将多种类型的文本文件转换为矩阵
Convert text file of multiple types to matrix
我正在使用 iris 数据集,它看起来如下...
5.4,3.7,1.5,0.2,Iris-setosa
4.8,3.4,1.6,0.2,Iris-setosa
4.8,3.0,1.4,0.1,Iris-setosa
4.3,3.0,1.1,0.1,Iris-setosa
5.8,4.0,1.2,0.2,Iris-setosa
...
如您所见,数据中有不同的类型。前几个是浮点数,最后一个是字符串。因此我不能使用 dlmread
。当我尝试时,出现错误。
我尝试使用 fscanf
,但我的解决方案没有给我想要的...
filename = "train.txt"
A = fopen(filename, 'r')
data = fscanf(A, '%f %f %f %f %s')
这是给 data
作为 1x1 数组。
我想要的是将数据转换成一个矩阵,我可以在其中按行和列访问值。因此,data(1,1)
将是 5.4
。我不太熟悉 Octave 中的 I/O,因此非常感谢您的帮助。
Regular experssions can be very helpful in problems like this. They allow you to search for a particular pattern or patterns. For example, using regexp you can find all instances of a pattern in your datasheet and read them into an array, with out = regexp(str, expression, 'match')
. Depending on how you set up the program, it'll likely read it in as a 1xn array.

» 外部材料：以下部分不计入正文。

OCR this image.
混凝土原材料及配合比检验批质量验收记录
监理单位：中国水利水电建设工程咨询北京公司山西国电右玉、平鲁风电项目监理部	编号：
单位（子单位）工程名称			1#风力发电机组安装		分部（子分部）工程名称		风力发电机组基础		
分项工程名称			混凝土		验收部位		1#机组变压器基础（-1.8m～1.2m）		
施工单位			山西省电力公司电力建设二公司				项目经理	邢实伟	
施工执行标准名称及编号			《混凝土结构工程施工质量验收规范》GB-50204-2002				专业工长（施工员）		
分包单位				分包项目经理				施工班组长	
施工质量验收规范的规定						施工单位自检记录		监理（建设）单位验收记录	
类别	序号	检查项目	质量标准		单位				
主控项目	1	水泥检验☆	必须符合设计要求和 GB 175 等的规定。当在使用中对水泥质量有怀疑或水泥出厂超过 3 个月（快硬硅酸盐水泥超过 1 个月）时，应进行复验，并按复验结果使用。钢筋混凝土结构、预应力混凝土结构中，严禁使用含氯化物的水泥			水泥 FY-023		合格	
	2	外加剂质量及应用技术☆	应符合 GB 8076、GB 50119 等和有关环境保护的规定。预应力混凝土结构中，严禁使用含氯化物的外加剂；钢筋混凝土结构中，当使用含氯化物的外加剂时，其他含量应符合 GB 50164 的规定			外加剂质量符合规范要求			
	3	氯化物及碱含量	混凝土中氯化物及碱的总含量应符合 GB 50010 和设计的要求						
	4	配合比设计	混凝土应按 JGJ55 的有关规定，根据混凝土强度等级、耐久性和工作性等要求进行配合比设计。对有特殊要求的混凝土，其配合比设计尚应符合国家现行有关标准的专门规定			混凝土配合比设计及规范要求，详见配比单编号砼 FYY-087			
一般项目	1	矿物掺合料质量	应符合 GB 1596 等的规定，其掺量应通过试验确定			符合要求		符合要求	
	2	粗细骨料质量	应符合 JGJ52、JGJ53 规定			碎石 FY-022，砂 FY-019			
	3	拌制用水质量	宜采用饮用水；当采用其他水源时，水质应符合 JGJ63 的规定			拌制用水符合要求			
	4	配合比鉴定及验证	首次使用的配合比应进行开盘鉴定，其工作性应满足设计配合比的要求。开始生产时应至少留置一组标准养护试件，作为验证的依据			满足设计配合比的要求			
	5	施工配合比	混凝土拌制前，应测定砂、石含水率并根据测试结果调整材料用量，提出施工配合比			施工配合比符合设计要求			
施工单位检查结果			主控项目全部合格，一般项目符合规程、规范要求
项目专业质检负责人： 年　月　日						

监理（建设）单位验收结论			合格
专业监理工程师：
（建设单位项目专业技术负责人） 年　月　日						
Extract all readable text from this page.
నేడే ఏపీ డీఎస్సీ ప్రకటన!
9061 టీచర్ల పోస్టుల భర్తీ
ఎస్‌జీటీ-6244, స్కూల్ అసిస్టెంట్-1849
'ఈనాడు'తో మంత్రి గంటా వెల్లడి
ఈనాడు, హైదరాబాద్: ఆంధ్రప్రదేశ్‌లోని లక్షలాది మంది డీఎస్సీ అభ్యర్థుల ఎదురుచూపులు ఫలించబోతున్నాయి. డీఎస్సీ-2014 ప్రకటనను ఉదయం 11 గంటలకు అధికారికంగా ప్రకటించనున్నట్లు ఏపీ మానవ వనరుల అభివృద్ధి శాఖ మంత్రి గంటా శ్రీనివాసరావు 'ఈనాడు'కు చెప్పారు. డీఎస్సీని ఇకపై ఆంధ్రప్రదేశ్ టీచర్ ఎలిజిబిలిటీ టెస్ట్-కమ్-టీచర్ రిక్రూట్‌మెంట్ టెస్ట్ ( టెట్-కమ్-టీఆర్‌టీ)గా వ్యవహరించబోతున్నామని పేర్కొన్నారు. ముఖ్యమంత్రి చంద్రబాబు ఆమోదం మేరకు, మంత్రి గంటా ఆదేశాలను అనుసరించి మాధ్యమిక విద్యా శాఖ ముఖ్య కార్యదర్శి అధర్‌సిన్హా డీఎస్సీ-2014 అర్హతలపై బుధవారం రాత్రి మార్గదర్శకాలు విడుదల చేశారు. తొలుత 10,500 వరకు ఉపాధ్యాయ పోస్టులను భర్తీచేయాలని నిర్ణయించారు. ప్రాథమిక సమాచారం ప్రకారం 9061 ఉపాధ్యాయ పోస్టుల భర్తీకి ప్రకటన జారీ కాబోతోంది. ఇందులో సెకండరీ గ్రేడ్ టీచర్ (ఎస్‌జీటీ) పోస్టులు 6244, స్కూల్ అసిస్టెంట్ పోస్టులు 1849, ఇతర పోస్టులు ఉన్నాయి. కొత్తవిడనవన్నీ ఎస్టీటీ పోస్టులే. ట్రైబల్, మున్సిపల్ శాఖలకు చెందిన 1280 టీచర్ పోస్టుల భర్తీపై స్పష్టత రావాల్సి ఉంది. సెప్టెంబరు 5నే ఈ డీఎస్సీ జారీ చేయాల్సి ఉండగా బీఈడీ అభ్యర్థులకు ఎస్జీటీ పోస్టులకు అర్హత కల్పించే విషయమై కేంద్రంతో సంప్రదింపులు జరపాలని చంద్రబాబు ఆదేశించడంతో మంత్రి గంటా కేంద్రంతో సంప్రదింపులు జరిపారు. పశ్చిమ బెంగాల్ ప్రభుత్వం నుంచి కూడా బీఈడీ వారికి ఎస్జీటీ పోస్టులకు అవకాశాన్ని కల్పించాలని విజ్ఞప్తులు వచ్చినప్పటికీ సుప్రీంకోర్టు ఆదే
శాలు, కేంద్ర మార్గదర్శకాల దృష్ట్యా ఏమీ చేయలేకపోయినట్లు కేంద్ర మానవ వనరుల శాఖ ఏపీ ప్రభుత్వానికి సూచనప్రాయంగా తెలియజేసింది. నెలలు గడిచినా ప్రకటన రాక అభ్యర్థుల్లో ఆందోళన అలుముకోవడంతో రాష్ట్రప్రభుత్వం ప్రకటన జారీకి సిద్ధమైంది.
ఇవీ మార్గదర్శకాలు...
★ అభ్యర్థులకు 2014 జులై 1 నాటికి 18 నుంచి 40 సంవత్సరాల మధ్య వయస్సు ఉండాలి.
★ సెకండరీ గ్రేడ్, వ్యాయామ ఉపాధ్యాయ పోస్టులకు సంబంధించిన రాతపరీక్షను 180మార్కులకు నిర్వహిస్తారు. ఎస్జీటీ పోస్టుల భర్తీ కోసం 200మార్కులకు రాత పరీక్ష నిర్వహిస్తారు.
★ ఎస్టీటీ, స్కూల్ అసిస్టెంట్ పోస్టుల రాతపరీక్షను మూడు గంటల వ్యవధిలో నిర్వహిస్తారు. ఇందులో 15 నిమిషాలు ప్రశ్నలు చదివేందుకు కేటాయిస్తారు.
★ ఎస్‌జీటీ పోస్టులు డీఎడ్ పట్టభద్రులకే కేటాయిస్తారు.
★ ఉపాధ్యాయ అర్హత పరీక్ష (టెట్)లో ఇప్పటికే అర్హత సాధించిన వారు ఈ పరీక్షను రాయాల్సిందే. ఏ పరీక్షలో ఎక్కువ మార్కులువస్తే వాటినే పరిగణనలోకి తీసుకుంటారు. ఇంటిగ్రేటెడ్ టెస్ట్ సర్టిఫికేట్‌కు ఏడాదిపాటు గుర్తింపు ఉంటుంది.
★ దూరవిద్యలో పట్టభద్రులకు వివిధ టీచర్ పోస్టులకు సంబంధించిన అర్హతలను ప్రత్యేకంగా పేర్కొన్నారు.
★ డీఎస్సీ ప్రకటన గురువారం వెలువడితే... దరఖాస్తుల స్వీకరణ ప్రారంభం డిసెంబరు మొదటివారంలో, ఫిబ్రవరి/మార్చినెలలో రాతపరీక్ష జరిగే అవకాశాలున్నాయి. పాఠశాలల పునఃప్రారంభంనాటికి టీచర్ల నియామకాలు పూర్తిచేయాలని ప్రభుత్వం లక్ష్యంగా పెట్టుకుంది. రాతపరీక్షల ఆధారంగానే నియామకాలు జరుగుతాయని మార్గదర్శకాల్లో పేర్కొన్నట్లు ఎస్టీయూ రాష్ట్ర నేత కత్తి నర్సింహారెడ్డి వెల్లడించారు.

But if you know the number of columns in each row, you can easily convert to an array with something like vec2mat.
以下对我有用,在 Matlab R2017a 和 Octave 4.2.1 中。有关详细信息,请参阅 textscan
documentation。
fid = fopen('filename.txt');
x = textscan(fid, '%f,%f,%f,%f,%s');
fclose(fid);
x_num = [x{1:4}];
x_str = x{5};
这给出了
x_num =
5.400000000000000 3.700000000000000 1.500000000000000 0.200000000000000
4.800000000000000 3.400000000000000 1.600000000000000 0.200000000000000
4.800000000000000 3.000000000000000 1.400000000000000 0.100000000000000
4.300000000000000 3.000000000000000 1.100000000000000 0.100000000000000
5.800000000000000 4.000000000000000 1.200000000000000 0.200000000000000
x_str =
5×1 cell array
'Iris-setosa'
'Iris-setosa'
'Iris-setosa'
'Iris-setosa'
'Iris-setosa'
您可以使用 textscan function 并将参数 CollectOutput
设置为 true
;
轻松实现此目的
Logical indicator determining data concatenation, specified as the
comma-separated pair consisting of 'CollectOutput' and either true or
false. If true, then the importing function concatenates consecutive
output cells of the same fundamental MATLAB® class into a single
array.
示例:
filename = 'train.txt';
fid = fopen(filename, 'r');
data = textscan(fid,'%f%f%f%f%s','CollectOutput',true,'Delimiter',',');
fclose(fid);
data
变量将以元胞数组的形式返回,其中文件内容将根据基础类型进行分组。第一个单元格将包含数值,而第二个单元格将包含字符串值...您可以按如下方式分别检索它们:
numerics = data{1};
texts = data{2};
我正在使用 iris 数据集,它看起来如下...
5.4,3.7,1.5,0.2,Iris-setosa
4.8,3.4,1.6,0.2,Iris-setosa
4.8,3.0,1.4,0.1,Iris-setosa
4.3,3.0,1.1,0.1,Iris-setosa
5.8,4.0,1.2,0.2,Iris-setosa
...
如您所见,数据中有不同的类型。前几个是浮点数,最后一个是字符串。因此我不能使用 dlmread
。当我尝试时,出现错误。
我尝试使用 fscanf
,但我的解决方案没有给我想要的...
filename = "train.txt"
A = fopen(filename, 'r')
data = fscanf(A, '%f %f %f %f %s')
这是给 data
作为 1x1 数组。
我想要的是将数据转换成一个矩阵,我可以在其中按行和列访问值。因此,data(1,1)
将是 5.4
。我不太熟悉 Octave 中的 I/O,因此非常感谢您的帮助。
Regular experssions can be very helpful in problems like this. They allow you to search for a particular pattern or patterns. For example, using regexp you can find all instances of a pattern in your datasheet and read them into an array, with out = regexp(str, expression, 'match')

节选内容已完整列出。